Réveillon e "quilinhos a mais"
Era meados de novembro de 2001 quando seus amigos a viram animada pela última vez. Ela organizou um churrasco para comemorar o réveillon que passaria bonita.
Assim como a grande maioria das mulheres que já passaram por esse mundo, ela também foi convencida de não ser suficiente. Suficientemente capaz, suficientemente magra, suficientemente bonita, suficientemente feliz. E realmente ela não era suficiente, ela transbordava. Transbordava alegria, trans-bordava humildade, transbordava amizade e, hoje, transborda saudade.
Em virtude dessa violência psicológica que sofreu, insistia em tratamentos para perder os “quilinhos a mais” que tanto a incomodavam. O que ninguém nunca soube explicar é qual o limite para um quilo ser a mais. E por que tentar amenizar a tortura chamando de “quilinho”. Ela não era obesa mórbida, a questão não era a saúde, queria ficar bonita como o modelo social que se impunha. Entrou e saiu de dietas, passou temporadas em clínicas e “spas” e nada acalmava seu espírito.

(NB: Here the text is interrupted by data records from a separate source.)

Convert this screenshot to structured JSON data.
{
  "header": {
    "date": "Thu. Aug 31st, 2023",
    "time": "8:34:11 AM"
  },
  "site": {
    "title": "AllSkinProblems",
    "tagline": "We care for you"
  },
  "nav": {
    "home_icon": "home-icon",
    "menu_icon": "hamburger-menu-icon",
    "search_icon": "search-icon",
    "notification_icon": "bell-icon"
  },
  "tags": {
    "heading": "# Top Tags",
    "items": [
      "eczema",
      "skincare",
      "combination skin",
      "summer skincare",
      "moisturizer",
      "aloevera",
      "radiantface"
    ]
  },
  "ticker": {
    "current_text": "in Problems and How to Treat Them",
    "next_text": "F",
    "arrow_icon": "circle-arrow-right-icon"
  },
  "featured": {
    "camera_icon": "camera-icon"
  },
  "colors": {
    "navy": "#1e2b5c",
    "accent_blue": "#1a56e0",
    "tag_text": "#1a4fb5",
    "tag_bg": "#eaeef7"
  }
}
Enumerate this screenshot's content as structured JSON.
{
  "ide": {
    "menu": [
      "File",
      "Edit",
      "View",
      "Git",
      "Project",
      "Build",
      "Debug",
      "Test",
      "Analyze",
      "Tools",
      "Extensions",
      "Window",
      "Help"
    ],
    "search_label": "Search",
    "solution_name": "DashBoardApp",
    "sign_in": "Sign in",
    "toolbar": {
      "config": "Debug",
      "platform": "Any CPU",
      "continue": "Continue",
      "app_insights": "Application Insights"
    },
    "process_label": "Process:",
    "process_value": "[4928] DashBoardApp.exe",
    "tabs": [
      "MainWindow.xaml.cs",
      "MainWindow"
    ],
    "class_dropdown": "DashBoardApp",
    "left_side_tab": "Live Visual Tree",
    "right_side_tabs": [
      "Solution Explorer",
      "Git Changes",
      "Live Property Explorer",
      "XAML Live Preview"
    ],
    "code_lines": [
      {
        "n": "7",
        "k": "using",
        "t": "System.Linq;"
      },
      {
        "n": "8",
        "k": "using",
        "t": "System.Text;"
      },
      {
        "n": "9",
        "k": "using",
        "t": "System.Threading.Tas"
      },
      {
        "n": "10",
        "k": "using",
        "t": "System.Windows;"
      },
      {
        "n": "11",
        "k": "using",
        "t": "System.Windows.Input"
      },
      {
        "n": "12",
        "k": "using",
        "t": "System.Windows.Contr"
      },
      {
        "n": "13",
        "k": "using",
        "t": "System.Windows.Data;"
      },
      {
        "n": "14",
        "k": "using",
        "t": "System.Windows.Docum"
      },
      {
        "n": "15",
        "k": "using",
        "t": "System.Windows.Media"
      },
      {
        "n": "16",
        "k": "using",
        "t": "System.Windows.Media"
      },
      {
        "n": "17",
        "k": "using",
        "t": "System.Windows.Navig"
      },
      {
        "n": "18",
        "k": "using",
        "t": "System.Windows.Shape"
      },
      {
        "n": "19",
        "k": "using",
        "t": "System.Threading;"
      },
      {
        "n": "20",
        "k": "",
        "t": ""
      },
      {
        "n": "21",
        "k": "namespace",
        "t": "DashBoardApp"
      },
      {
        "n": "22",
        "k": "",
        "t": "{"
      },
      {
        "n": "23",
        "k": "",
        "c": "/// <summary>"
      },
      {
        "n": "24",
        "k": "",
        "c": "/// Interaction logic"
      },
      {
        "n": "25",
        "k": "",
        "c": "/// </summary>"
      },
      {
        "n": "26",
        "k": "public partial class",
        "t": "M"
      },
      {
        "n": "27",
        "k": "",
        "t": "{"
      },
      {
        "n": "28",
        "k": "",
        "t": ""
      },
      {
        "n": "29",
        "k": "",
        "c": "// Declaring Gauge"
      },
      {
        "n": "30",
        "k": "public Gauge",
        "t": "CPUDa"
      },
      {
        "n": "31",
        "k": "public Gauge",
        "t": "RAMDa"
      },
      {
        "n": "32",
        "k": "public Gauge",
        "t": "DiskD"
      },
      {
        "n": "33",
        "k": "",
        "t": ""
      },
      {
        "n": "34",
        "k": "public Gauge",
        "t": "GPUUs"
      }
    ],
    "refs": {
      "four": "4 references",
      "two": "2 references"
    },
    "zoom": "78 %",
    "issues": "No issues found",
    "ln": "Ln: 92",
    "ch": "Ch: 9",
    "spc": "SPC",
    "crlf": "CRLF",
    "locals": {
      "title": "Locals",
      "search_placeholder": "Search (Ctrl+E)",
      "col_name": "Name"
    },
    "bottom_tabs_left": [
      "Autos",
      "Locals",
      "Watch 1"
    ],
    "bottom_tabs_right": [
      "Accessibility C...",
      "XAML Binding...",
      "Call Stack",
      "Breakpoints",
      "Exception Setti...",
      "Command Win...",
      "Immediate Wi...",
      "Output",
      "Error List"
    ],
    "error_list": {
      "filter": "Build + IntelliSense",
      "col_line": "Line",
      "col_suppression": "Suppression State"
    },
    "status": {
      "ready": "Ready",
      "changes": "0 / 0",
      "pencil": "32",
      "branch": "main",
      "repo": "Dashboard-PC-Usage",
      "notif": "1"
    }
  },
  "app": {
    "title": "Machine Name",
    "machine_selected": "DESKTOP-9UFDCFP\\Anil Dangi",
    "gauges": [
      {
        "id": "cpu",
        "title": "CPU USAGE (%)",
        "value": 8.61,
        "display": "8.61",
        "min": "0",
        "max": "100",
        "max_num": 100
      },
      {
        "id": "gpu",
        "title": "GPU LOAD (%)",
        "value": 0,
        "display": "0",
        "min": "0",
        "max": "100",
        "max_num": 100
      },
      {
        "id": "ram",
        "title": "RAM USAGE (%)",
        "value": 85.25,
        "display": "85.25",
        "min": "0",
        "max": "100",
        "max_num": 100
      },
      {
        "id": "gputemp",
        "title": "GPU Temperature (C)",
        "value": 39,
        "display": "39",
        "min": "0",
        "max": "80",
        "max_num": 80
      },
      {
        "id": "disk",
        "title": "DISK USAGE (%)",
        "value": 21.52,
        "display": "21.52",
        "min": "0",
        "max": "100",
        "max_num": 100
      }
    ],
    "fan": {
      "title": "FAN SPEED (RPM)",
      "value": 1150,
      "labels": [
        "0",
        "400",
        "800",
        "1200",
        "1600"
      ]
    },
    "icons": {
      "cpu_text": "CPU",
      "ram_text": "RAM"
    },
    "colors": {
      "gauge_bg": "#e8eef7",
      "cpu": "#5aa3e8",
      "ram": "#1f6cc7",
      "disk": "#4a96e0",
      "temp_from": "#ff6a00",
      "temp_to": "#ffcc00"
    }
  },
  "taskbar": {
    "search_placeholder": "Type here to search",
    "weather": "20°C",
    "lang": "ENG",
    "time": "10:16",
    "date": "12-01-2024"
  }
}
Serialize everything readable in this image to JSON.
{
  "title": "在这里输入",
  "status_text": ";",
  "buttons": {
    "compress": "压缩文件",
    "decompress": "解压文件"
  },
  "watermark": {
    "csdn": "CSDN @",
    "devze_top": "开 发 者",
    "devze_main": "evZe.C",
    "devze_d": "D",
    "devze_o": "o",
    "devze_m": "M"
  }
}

O peso de encaixar-se em um padrão questionável cegava-a de perceber-se especial. Ostentava um sorriso esfuziante, uma gargalhada contagiante e um senso de humor incrível. Além disso, trazia consigo uma rara condição genética, a heterocromia. Um olho castanho e outro esverdeado a tornavam especial dentre tantos olhares ordinários. Sem contar o fato de ser gêmea, outra condição pouco comum. Ou seja, o pacote de especialidades superava em muito a silhueta que incomodava.
Curiosamente os detalhes que tornam cada pessoa única incomodam sobremaneira àqueles que são ordinariamente insossos. Na impossibilidade de se tornarem especiais transformam em adjetivos suas características mais comuns e em defeitos o que é inerente à condição humana: a individualidade.
Após o churrasco organizado ela internou-se ansiosa e esperançosamente para realizar um procedimento cirúrgico que reduziria seu estômago e curtir o réveillon, com os tão esperados “quilinhos a menos”, mas algo saiu do pretenso controle que supomos ter e ela mergulhou em um período de coma que duraria dois meses. Não aproveitou a festa que tanto ansiou e no dia 30 de janeiro de 2002 encontrou a paz que tanto perseguiu.
Hoje a lembrança mais recorrente é sua foto ao lado de um girassol e a cantiga que encerra o folheto de sua missa de sétimo dia: “sorriso de menina nos olhos de mar; abrace essa cantiga por onde passar; nasceu na paz de um beija-flor um verso de amor; já despontam os olhos da manhã, pedaços de uma vida que abriu-se em flor.”.
Aos amigos e parentes, fica a saudade, à sociedade a tranquilidade e a despreocupação com os “quilinhos” de mais uma mulher atormentada com a padronização do que deveria ser único.